The Centre for Health Protection (CHP) under the DH has established a sentinel surveillance system for ILI and other syndromes. This sentinel surveillance system consists of several networks in the community, including the PMP, general out-patient clinics under the public sector, preschools, residential care homes for the elderly and Chinese Medicine Practitioners. Our PMP network consists of about 50 doctors. As part of the influenza surveillance, PMP reports the number of patients presenting with ILI. In addition, PMP invited all ILI patients within 3 days of onset, irrespective of influenza vaccination status, to collect respiratory specimens for testing in the PHLSB of the CHP. Starting in October 2017, the CHP enhanced the ILI surveillance among PMP for VE estimation as PMP are encouraged to increase the collection of respiratory specimens from ILI patients. They also started to collect information on influenza vaccination status in the current season and chronic medical problems[15] when submitting respiratory specimens for RT-PCR test for respiratory viruses (including influenza) by PHLSB. Influenza virus subtyping was not routinely conducted for these specimens.
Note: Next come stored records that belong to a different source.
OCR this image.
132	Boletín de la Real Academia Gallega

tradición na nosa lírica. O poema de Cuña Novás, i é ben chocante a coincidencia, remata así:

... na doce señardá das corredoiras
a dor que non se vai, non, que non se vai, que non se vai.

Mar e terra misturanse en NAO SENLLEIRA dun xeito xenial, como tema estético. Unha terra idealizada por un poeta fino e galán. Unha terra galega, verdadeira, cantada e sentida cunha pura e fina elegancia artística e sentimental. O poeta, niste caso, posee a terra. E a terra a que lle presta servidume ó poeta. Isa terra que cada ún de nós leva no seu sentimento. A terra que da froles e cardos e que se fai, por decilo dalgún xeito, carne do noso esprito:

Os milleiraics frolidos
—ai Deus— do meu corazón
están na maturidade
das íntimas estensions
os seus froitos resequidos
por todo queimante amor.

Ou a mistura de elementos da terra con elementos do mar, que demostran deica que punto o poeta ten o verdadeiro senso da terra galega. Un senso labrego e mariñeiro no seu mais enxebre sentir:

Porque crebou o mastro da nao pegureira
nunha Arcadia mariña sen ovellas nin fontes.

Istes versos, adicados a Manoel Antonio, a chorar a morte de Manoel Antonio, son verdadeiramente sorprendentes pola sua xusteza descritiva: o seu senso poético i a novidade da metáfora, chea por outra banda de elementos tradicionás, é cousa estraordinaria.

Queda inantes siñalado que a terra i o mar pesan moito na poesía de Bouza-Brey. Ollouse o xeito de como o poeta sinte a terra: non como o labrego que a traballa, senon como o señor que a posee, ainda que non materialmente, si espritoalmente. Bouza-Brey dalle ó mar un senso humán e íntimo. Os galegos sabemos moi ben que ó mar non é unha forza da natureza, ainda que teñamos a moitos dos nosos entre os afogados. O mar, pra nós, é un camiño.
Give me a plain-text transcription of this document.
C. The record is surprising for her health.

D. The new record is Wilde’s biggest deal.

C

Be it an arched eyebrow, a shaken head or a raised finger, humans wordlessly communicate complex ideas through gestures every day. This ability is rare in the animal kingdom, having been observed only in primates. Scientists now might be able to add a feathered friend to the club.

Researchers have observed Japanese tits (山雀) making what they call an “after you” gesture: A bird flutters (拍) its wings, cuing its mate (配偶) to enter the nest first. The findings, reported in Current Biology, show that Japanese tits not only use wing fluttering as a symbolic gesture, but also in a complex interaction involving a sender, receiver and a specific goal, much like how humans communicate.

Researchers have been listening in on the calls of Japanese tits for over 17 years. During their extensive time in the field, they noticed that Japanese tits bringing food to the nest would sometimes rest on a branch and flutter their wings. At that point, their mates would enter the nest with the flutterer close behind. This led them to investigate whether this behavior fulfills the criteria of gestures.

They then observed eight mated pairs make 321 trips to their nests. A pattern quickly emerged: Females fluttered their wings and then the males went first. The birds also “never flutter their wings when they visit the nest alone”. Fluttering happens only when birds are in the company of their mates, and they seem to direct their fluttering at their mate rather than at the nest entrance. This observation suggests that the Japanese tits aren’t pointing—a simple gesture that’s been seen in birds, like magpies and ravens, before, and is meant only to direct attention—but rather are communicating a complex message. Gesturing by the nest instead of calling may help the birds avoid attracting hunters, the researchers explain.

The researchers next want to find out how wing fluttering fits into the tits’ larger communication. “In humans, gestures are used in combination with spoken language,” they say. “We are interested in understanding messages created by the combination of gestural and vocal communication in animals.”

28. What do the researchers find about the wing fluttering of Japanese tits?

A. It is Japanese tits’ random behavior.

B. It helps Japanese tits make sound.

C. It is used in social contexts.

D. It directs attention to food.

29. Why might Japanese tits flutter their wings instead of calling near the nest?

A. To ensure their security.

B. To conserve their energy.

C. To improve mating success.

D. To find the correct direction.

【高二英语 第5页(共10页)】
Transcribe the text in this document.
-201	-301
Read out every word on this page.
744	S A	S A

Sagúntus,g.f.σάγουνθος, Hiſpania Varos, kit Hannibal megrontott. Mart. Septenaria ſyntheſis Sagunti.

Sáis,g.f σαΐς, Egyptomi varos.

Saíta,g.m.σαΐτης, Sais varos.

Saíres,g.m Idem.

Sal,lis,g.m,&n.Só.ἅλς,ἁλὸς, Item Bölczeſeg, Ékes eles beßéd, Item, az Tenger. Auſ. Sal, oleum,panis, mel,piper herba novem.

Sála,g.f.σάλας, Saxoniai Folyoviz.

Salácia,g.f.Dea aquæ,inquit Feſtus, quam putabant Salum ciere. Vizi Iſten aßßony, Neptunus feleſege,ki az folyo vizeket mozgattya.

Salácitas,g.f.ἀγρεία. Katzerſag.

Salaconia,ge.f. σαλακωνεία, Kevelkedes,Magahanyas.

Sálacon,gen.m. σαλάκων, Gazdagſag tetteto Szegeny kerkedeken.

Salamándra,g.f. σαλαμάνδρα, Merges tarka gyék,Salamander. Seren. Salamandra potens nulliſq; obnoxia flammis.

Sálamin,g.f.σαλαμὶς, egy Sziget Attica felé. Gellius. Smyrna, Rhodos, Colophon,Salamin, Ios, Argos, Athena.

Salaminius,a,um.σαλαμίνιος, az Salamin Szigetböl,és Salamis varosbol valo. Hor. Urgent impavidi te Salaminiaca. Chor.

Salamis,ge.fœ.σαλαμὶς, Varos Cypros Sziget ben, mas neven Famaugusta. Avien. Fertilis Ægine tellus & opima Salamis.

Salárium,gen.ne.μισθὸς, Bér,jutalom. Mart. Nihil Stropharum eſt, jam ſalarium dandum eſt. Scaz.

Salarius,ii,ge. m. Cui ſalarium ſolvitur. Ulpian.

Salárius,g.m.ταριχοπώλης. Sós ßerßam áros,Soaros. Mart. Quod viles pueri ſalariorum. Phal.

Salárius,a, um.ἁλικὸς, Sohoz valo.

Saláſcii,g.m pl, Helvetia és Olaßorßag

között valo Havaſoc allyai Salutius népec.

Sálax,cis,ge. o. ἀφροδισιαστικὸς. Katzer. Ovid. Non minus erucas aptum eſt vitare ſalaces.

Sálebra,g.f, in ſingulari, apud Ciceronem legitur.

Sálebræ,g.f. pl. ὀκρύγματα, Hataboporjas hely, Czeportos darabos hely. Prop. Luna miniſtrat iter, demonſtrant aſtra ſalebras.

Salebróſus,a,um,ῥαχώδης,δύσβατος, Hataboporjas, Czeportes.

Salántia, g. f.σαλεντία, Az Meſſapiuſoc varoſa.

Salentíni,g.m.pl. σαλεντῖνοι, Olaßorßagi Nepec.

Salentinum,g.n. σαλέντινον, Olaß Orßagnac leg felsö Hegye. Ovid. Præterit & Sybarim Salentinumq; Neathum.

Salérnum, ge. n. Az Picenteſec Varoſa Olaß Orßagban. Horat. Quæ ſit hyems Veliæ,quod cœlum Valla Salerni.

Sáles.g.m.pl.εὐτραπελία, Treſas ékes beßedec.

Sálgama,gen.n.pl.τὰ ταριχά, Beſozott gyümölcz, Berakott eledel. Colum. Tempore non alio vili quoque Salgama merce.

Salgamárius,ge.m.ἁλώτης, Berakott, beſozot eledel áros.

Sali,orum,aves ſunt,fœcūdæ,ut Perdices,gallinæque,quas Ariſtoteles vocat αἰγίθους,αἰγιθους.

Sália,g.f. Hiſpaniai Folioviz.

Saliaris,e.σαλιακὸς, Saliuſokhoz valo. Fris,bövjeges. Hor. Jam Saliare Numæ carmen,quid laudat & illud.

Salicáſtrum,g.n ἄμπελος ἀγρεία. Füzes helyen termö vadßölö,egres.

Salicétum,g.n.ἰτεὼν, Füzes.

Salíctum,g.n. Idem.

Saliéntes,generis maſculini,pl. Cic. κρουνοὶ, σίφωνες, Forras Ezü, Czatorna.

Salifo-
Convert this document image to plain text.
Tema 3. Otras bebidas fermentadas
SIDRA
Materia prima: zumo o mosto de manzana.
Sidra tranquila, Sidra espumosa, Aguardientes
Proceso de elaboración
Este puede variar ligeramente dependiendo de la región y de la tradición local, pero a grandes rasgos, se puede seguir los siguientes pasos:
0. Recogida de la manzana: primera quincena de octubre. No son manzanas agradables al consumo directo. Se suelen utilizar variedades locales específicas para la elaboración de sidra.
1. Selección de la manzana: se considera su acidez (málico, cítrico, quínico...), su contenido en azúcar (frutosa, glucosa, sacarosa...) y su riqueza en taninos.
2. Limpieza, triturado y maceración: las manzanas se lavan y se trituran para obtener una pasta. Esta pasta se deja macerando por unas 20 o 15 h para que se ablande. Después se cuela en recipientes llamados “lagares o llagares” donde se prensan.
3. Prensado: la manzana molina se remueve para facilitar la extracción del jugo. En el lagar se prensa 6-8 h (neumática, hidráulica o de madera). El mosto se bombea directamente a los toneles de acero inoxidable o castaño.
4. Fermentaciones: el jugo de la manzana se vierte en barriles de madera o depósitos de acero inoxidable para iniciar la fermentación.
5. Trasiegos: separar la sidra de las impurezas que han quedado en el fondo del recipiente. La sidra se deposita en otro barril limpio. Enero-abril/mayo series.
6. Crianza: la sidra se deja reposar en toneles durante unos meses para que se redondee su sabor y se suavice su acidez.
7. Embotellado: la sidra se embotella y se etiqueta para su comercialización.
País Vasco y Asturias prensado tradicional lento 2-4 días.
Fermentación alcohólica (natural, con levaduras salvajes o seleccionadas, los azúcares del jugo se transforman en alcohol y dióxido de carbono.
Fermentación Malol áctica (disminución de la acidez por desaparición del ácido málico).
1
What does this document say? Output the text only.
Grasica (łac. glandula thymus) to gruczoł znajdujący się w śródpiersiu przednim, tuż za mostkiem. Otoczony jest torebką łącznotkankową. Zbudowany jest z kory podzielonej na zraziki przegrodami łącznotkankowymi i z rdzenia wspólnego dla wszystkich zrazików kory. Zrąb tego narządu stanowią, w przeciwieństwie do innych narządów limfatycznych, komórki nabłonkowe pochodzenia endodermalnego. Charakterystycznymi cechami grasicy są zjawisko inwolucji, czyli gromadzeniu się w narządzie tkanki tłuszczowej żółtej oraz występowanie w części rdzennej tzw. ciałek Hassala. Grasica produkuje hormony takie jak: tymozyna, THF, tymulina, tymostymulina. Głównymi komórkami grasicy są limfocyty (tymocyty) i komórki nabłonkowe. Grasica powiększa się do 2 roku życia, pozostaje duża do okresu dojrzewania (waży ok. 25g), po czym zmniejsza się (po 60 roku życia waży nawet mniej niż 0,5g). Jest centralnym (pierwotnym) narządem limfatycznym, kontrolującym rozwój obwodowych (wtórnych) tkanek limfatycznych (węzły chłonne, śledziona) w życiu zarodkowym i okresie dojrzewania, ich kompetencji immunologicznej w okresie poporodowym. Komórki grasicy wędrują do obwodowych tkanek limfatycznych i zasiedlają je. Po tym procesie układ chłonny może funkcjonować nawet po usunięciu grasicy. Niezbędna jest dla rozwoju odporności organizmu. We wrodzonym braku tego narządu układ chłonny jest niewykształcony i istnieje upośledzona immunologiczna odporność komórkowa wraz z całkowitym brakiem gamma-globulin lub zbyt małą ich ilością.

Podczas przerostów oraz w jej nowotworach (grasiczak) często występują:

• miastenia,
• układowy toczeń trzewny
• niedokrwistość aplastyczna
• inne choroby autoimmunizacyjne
Our study population included ILI patients swabbed in one of our partnered PMP from November 2017 to March 2018. ILI cases were patients who presented with fever > 38°C and cough or patients who presented with fever > 38°C and sore throat. We excluded cases who met any one of the following criteria: (i) patients aged under six months, (ii) those with missing information on age and SIV history, and (iii) non-influenza A/B cases with influenza C detection.

Data analysis

We estimated the SIV VE in the 2017/18 season by using the test-negative case-control (TNCC) design.[16] We defined cases as ILI patients who tested positive for influenza, and controls as those who tested negative for influenza. We computed the odds ratio (OR) of vaccination among cases and controls using logistic regression with adjustment for covariates including age, sex, chronic illness status and week of specimen delivered. VE was estimated as ((1 – OR)*100). We stratified VE estimation by age group (children aged 6 months to 17 years, adults aged 18 to 64 years, and all ages) and influenza subtypes (influenza B, influenza A(H1), influenza A(H3) and all influenza).

Disclosure of potential conflicts of interest

The authors reported no potential conflict of interest.